Written by Erick Pablo Focus Report

Banking continues to be a key pillar of Oman’s financial sector, responsible for the majority of credit for individuals and institutions – both government-owned enterprises and the private sector. Recent years have seen credit and deposit expansion, with these growing along with banking services and the overall economy. The sector faces the challenges of enabling continued bottom-line growth while also tackling long-standing issues over expenditure.

The adoption of more financial technology (fintech) and greater consolidation are both helping with this, as are the sultanate’s overall development plans, with banking remaining a major force in Oman’s diversification strategy. In addition to its banking sector, Oman’s financial services include a growing insurance industry and a rapidly developing capital market. Recent times have seen the sultanate’s insurance sector maintain its growth trajectory, with higher revenue and profits, while the Muscat Stock Exchange (MSX) is now advancing via a number of major programmes aimed at deepening and widening its securities, bonds and sukuk (sharia-compliant bonds) markets.

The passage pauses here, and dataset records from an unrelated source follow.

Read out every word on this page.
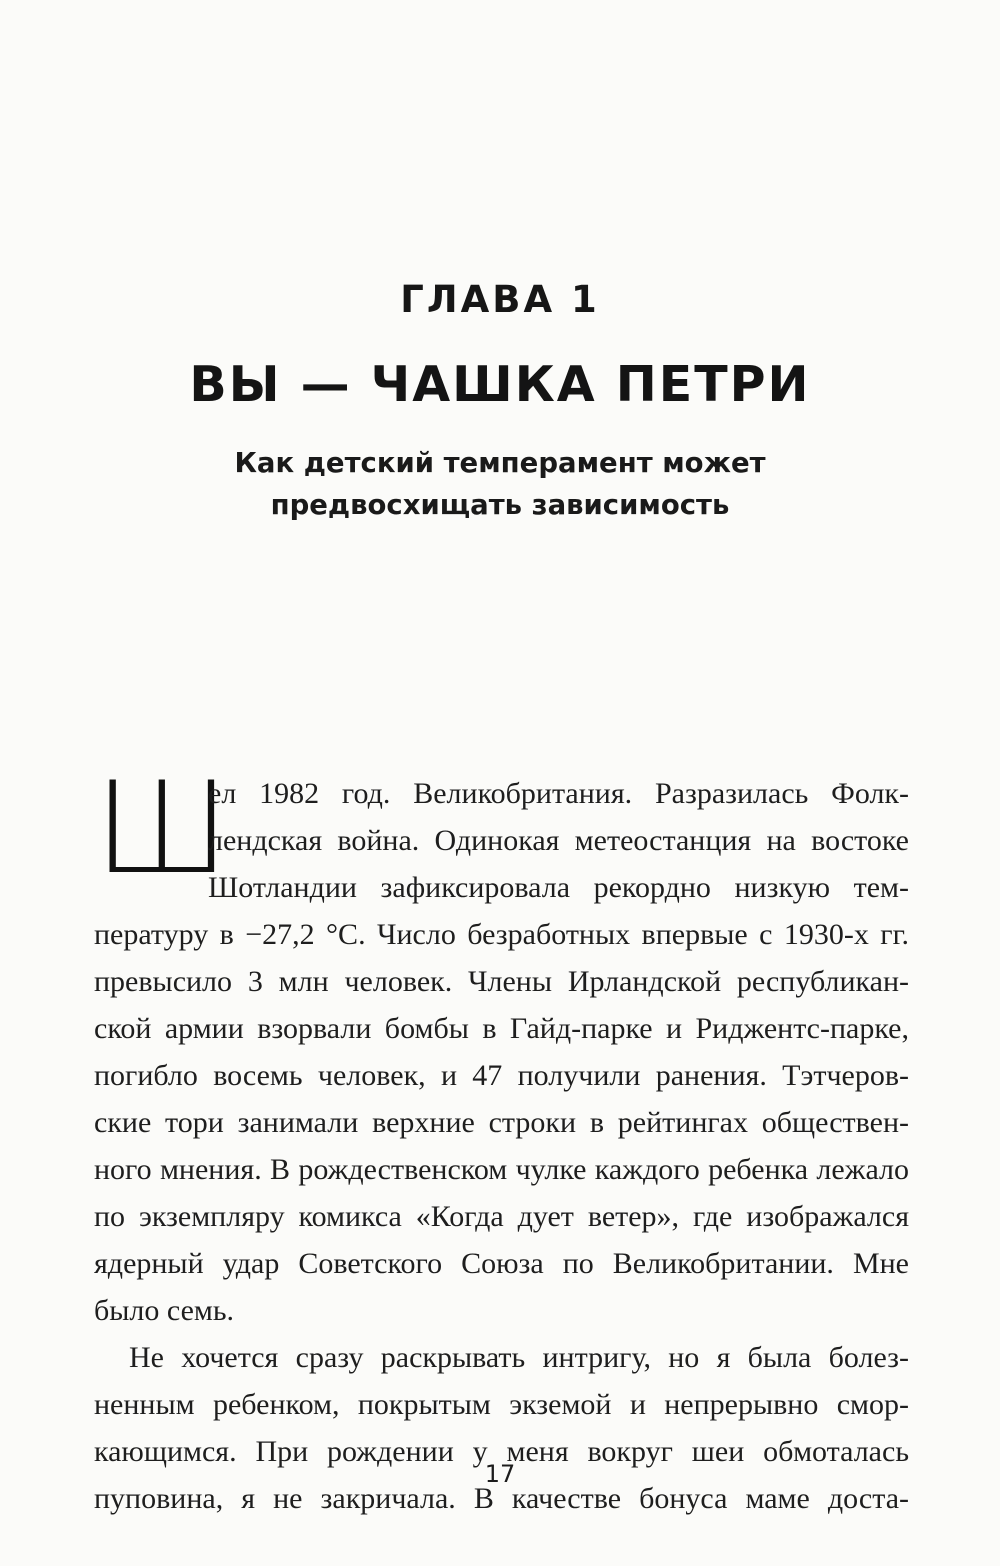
ГЛАВА 1
ВЫ — ЧАШКА ПЕТРИ
Как детский темперамент может
предвосхищать зависимость
Ш
ел 1982 год. Великобритания. Разразилась Фолк-
лендская война. Одинокая метеостанция на востоке
Шотландии зафиксировала рекордно низкую тем-
пературу в −27,2 °С. Число безработных впервые с 1930-х гг.
превысило 3 млн человек. Члены Ирландской республикан-
ской армии взорвали бомбы в Гайд-парке и Риджентс-парке,
погибло восемь человек, и 47 получили ранения. Тэтчеров-
ские тори занимали верхние строки в рейтингах обществен-
ного мнения. В рождественском чулке каждого ребенка лежало
по экземпляру комикса «Когда дует ветер», где изображался
ядерный удар Советского Союза по Великобритании. Мне
было семь.
Не хочется сразу раскрывать интригу, но я была болез-
ненным ребенком, покрытым экземой и непрерывно смор-
кающимся. При рождении у меня вокруг шеи обмоталась
пуповина, я не закричала. В качестве бонуса маме доста-
17
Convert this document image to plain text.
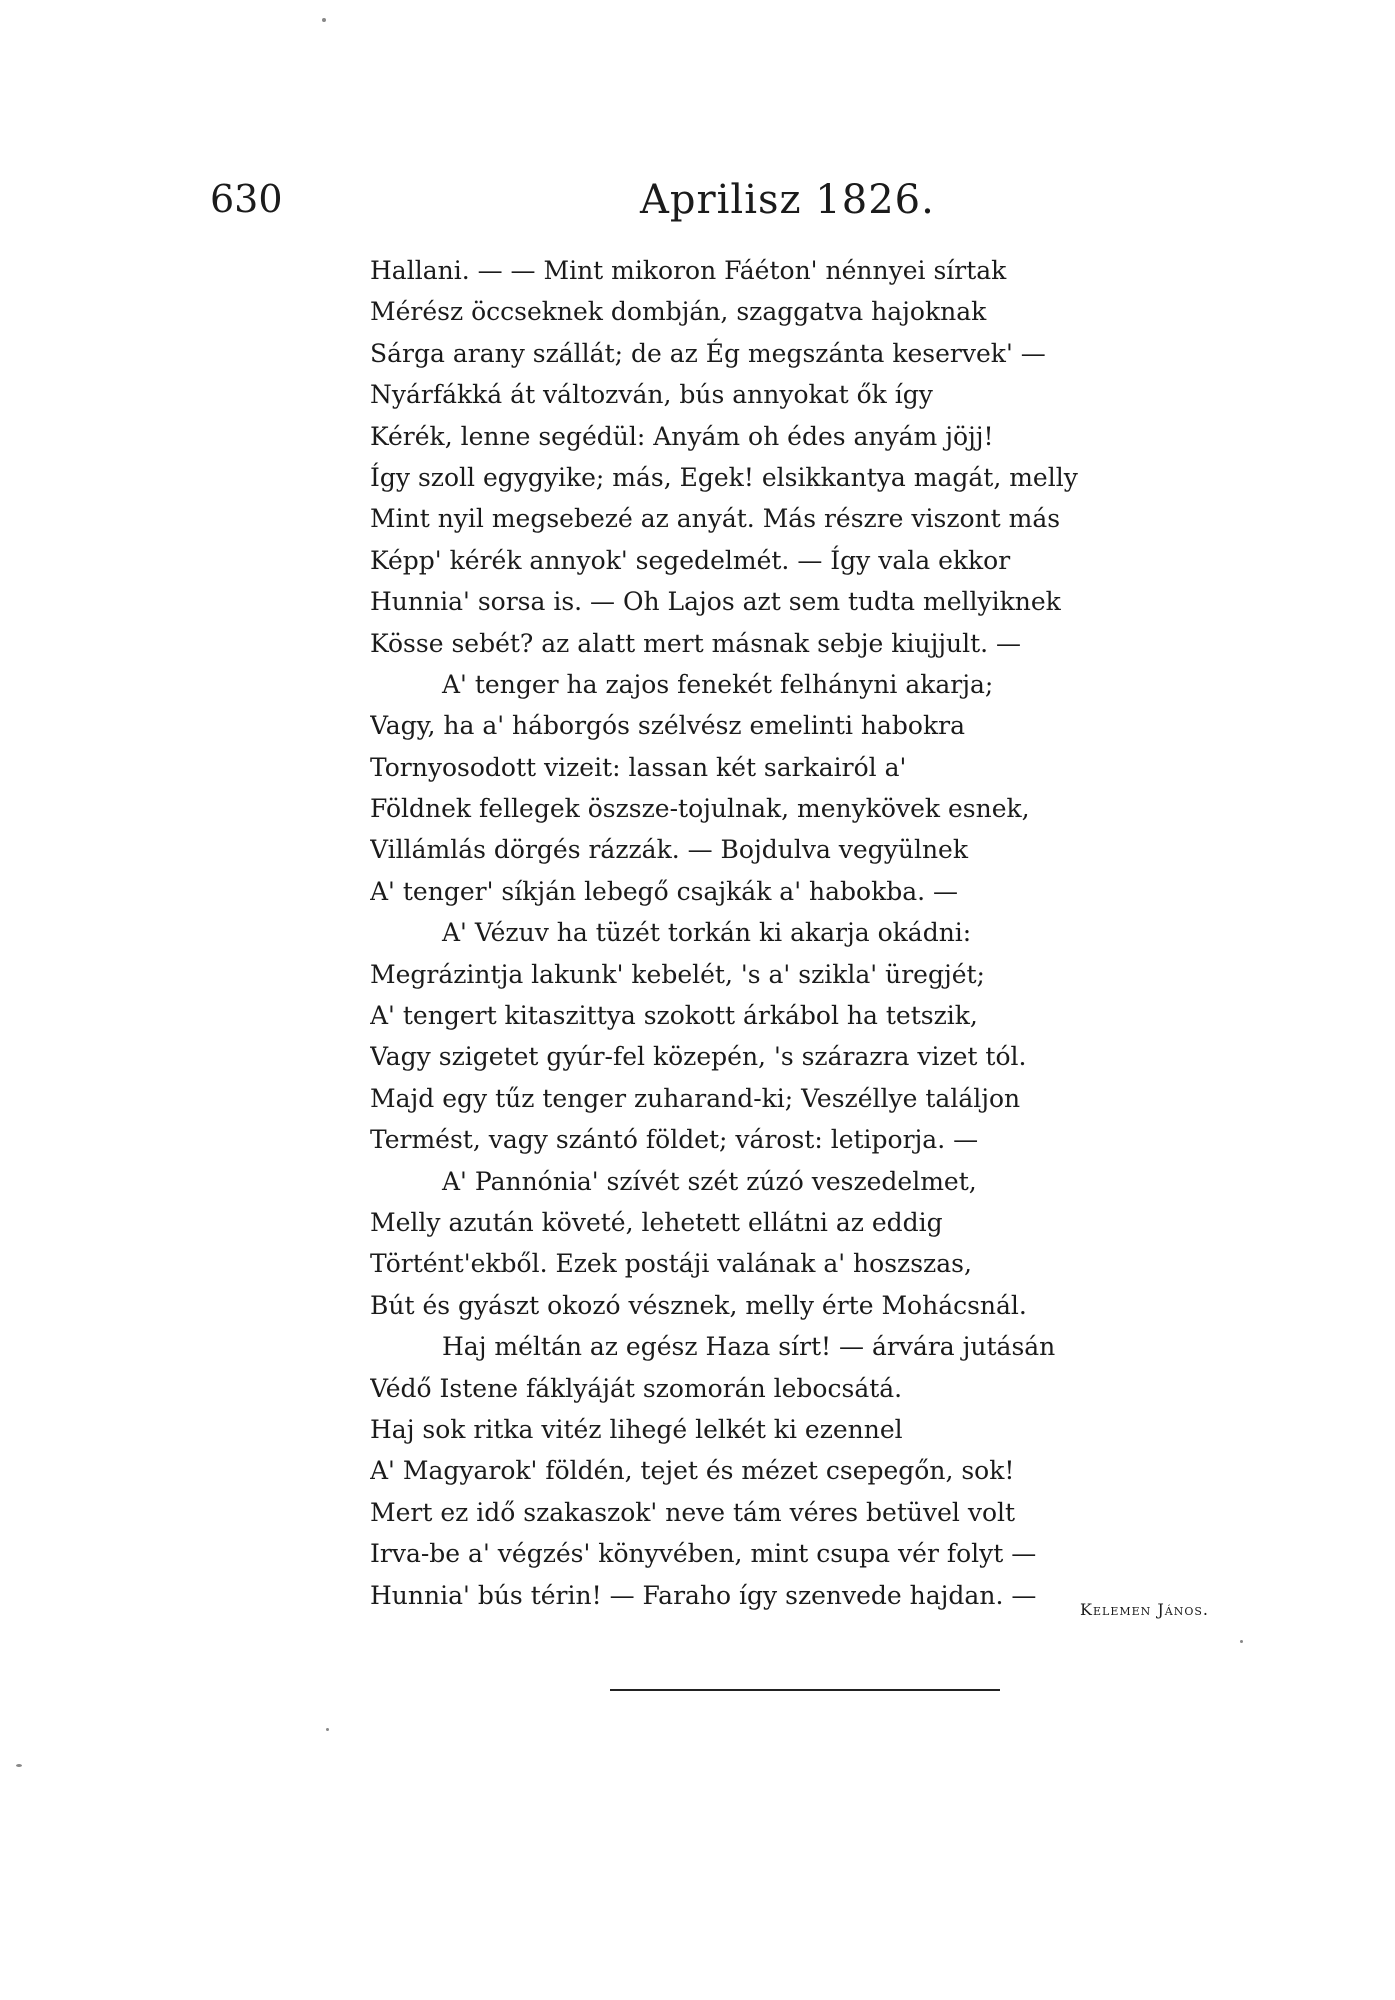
630	Aprilisz 1826.
Hallani. — — Mint mikoron Fáéton' nénnyei sírtak
Mérész öccseknek dombján, szaggatva hajoknak
Sárga arany szállát; de az Ég megszánta keservek' —
Nyárfákká át változván, bús annyokat ők így
Kérék, lenne segédül: Anyám oh édes anyám jöjj!
Így szoll egygyike; más, Egek! elsikkantya magát, melly
Mint nyil megsebezé az anyát. Más részre viszont más
Képp' kérék annyok' segedelmét. — Így vala ekkor
Hunnia' sorsa is. — Oh Lajos azt sem tudta mellyiknek
Kösse sebét? az alatt mert másnak sebje kiujjult. —
A' tenger ha zajos fenekét felhányni akarja;
Vagy, ha a' háborgós szélvész emelinti habokra
Tornyosodott vizeit: lassan két sarkairól a'
Földnek fellegek öszsze-tojulnak, menykövek esnek,
Villámlás dörgés rázzák. — Bojdulva vegyülnek
A' tenger' síkján lebegő csajkák a' habokba. —
A' Vézuv ha tüzét torkán ki akarja okádni:
Megrázintja lakunk' kebelét, 's a' szikla' üregjét;
A' tengert kitaszittya szokott árkábol ha tetszik,
Vagy szigetet gyúr-fel közepén, 's szárazra vizet tól.
Majd egy tűz tenger zuharand-ki; Veszéllye találjon
Termést, vagy szántó földet; várost: letiporja. —
A' Pannónia' szívét szét zúzó veszedelmet,
Melly azután követé, lehetett ellátni az eddig
Történt'ekből. Ezek postáji valának a' hoszszas,
Bút és gyászt okozó vésznek, melly érte Mohácsnál.
Haj méltán az egész Haza sírt! — árvára jutásán
Védő Istene fáklyáját szomorán lebocsátá.
Haj sok ritka vitéz lihegé lelkét ki ezennel
A' Magyarok' földén, tejet és mézet csepegőn, sok!
Mert ez idő szakaszok' neve tám véres betüvel volt
Irva-be a' végzés' könyvében, mint csupa vér folyt —
Hunnia' bús térin! — Faraho így szenvede hajdan. —	Kelemen János.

These moves are also in tandem with the rollout of a new regulatory framework and supervisory body for the sector. Giving dedicated support to insurance and capital markets, the establishment of the Financial Services Authority (FSA) in 2024 heralds a new level of maturity for the sector. This dovetails with national plans for economic development that stress the key role of financial services in the economy’s diversification. Insurance and finance contributed 5.8% of GDP in Q1 2024, a figure up 5.6%, year-on-year. This expansion is also widely expected to continue in the years ahead.